The locker room was chaos as usual—guys peeling off gear, arguing about whose turn it was to buy lunch, Pickle attempted to convince someone to watch a true crime documentary marathon at his place.
I sat at my stall, the seconds ticking away.
12:41. One hour and nineteen minutes.
My phone sat in my jacket pocket. I watched the fabric shifting slightly, like it was breathing. Waiting.
From his office doorway, Coach watched me stare at my jacket. He didn't say anything. Just looked, then went back inside.
"Just check it," Evan said, appearing beside me half-dressed. "You're going to anyway."
"What if he canceled?"
"Then you'll know. Not knowing is worse."
He was right. I pulled out my phone, bracing for disappointment.
One new message.
Rhett:Still good for 2?
I exhaled. He hadn't canceled. He was asking if I was still good, like maybe he was nervous too.
My thumbs moved before my brain could interfere.
Hog:Yeah. Still good.
I stared at what I'd written. Safe. Neutral. Gave nothing away.
Jake leaned over my shoulder. "That's it? That's your response?"
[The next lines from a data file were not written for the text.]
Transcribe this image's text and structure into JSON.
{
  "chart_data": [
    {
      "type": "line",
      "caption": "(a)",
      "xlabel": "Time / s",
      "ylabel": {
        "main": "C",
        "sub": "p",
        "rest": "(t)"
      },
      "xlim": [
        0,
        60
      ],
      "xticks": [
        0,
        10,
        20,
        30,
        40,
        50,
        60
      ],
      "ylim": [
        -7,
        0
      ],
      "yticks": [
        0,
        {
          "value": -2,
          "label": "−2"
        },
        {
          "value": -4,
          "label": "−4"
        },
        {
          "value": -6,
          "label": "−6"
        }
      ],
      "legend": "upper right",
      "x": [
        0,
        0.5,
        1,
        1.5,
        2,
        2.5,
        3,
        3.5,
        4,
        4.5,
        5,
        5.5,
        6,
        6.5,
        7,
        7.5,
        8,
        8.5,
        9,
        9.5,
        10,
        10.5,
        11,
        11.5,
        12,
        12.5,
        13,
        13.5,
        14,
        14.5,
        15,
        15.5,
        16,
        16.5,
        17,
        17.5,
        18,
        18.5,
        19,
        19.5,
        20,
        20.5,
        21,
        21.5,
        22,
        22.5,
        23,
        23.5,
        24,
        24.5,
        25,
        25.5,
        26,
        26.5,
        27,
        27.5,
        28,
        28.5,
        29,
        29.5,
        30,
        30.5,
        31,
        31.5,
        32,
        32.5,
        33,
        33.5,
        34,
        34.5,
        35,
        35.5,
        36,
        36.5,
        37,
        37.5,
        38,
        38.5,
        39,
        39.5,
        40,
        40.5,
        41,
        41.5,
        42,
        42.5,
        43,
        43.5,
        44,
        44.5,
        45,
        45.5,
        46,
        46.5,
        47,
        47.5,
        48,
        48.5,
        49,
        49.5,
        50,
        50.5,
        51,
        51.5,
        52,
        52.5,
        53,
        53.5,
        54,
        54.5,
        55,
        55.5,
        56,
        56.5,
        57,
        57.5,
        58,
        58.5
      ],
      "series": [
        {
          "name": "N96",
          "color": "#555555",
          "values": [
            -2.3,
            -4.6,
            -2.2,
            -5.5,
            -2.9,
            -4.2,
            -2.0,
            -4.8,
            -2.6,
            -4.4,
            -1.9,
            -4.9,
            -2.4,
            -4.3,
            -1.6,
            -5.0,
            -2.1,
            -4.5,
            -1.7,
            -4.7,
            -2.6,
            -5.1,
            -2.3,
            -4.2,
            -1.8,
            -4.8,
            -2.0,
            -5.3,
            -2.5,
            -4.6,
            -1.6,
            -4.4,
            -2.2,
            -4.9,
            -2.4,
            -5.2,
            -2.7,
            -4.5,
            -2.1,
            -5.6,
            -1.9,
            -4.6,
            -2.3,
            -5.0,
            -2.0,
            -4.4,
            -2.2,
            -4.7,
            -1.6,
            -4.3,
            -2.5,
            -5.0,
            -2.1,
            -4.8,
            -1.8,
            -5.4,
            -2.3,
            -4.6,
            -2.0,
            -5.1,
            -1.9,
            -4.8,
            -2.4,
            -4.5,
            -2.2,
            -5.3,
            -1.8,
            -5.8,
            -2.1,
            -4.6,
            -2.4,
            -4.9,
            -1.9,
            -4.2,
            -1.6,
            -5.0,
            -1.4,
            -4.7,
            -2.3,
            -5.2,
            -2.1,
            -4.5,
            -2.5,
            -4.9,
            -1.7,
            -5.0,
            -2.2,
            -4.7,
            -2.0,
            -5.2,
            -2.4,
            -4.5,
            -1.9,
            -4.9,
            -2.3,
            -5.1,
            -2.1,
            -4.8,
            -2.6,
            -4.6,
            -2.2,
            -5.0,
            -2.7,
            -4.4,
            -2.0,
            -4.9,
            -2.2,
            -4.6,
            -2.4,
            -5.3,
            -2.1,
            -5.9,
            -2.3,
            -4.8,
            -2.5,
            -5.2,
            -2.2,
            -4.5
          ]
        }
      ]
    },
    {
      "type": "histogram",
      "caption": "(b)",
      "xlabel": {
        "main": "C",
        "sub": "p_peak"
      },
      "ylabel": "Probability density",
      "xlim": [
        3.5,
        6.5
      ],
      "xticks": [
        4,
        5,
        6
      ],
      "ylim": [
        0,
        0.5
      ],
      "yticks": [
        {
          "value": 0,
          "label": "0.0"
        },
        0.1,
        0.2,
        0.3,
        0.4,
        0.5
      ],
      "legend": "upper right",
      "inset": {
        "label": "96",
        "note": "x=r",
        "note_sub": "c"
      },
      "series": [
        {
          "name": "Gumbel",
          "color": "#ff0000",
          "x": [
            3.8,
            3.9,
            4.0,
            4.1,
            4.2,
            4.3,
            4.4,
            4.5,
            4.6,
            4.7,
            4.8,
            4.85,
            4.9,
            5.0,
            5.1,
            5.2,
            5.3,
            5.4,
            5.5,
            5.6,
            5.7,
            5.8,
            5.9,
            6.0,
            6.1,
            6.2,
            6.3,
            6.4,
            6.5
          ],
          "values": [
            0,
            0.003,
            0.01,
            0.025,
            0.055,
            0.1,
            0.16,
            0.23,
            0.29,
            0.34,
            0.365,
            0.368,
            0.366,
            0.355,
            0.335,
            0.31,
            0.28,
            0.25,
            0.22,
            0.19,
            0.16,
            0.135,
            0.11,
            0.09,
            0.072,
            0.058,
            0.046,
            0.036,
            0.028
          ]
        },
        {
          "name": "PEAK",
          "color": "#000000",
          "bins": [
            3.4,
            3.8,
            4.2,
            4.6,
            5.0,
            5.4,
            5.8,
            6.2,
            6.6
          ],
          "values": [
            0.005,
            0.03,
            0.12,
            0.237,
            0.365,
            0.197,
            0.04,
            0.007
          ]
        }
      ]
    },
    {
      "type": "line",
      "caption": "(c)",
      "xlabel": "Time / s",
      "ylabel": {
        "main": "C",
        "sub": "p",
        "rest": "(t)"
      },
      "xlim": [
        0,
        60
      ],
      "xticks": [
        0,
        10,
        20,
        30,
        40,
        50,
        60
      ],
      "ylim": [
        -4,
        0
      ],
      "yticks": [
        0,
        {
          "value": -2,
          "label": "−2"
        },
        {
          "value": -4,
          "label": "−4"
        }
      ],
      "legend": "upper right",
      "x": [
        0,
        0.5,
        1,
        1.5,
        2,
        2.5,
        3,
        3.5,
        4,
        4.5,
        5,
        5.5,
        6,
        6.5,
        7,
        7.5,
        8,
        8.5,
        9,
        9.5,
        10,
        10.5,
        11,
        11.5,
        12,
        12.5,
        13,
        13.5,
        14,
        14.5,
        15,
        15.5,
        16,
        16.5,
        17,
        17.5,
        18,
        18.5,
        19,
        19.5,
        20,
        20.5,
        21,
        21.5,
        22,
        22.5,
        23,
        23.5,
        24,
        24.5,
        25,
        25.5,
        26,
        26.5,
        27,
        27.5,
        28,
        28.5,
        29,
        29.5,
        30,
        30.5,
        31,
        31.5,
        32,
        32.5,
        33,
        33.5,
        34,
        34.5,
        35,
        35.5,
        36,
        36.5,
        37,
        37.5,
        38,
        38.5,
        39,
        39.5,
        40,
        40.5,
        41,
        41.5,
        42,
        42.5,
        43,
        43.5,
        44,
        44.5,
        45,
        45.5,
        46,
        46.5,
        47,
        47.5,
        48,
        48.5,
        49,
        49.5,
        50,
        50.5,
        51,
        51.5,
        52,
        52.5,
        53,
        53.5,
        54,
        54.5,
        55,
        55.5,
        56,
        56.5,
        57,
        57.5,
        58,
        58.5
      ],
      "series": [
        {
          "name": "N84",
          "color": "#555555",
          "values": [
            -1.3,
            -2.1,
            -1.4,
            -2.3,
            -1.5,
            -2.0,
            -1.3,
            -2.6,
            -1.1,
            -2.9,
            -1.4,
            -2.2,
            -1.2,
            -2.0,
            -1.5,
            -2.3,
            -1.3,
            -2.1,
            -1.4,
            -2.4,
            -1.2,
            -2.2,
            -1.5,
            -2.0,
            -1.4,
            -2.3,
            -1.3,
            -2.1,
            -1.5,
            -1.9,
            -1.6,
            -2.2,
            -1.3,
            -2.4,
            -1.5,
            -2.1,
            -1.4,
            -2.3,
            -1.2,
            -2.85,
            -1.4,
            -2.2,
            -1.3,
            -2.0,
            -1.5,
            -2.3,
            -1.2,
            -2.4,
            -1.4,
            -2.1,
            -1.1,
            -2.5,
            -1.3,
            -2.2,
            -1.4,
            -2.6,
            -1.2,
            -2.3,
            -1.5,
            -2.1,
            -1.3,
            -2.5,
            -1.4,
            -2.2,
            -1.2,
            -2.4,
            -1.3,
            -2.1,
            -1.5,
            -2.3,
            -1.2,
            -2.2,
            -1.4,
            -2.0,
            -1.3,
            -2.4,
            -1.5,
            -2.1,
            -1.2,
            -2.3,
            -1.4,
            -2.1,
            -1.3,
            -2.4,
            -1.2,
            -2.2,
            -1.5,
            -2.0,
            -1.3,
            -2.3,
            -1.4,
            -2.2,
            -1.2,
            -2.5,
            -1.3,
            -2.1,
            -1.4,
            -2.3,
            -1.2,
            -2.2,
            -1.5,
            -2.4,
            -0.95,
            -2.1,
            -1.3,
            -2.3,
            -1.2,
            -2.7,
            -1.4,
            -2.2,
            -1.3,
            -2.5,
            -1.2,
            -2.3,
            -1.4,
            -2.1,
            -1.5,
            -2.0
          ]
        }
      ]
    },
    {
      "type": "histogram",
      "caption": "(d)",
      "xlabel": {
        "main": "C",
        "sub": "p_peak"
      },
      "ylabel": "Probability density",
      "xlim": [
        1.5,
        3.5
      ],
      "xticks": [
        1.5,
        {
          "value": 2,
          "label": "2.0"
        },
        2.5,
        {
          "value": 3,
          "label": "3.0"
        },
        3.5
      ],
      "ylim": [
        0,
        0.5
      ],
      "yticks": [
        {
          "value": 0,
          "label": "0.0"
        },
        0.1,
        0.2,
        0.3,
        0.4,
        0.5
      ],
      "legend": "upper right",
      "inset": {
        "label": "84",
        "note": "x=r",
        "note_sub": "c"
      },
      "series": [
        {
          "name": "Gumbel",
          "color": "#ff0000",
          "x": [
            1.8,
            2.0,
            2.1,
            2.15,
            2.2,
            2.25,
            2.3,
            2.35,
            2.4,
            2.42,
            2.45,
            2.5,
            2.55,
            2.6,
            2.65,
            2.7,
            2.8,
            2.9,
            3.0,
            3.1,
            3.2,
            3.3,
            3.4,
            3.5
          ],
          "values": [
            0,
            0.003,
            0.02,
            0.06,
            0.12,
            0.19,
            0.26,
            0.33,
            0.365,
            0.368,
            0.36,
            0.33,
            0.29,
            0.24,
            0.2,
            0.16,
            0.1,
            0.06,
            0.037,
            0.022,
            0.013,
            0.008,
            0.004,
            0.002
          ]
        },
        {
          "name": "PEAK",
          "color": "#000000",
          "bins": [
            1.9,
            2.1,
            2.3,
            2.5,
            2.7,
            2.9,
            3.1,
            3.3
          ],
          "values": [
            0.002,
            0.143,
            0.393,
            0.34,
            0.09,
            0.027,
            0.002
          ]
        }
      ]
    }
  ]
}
"What else am I supposed to say?"
"I don't know—literally anything with emotional content. Can't wait. Been thinking about you, too. A single emoji."
"I don't do emojis."
"You don't do vulnerability, you mean."
I looked at the message again. Before I could talk myself out of it, I deleted what I'd written and typed something else.
Hog:Yeah. Been thinking about it since midnight.
Truth. Simple and terrifying. I hit send.
The response came so fast my phone buzzed while I was still staring at it.
Rhett:Good. Me too.
And then, before I could spiral about what that meant:
Rhett:See you in an hour.
"He said an hour," I told Jake, my voice coming out strangled.
"I can count." Jake grabbed my shoulders. "Okay. New plan. You shower. Actual shower. With soap. Then we pick clothes that don't scream 'I own nothing but hockey gear.' Then you go to Common Thread and talk to the guy like a human being instead of a panic attack with legs."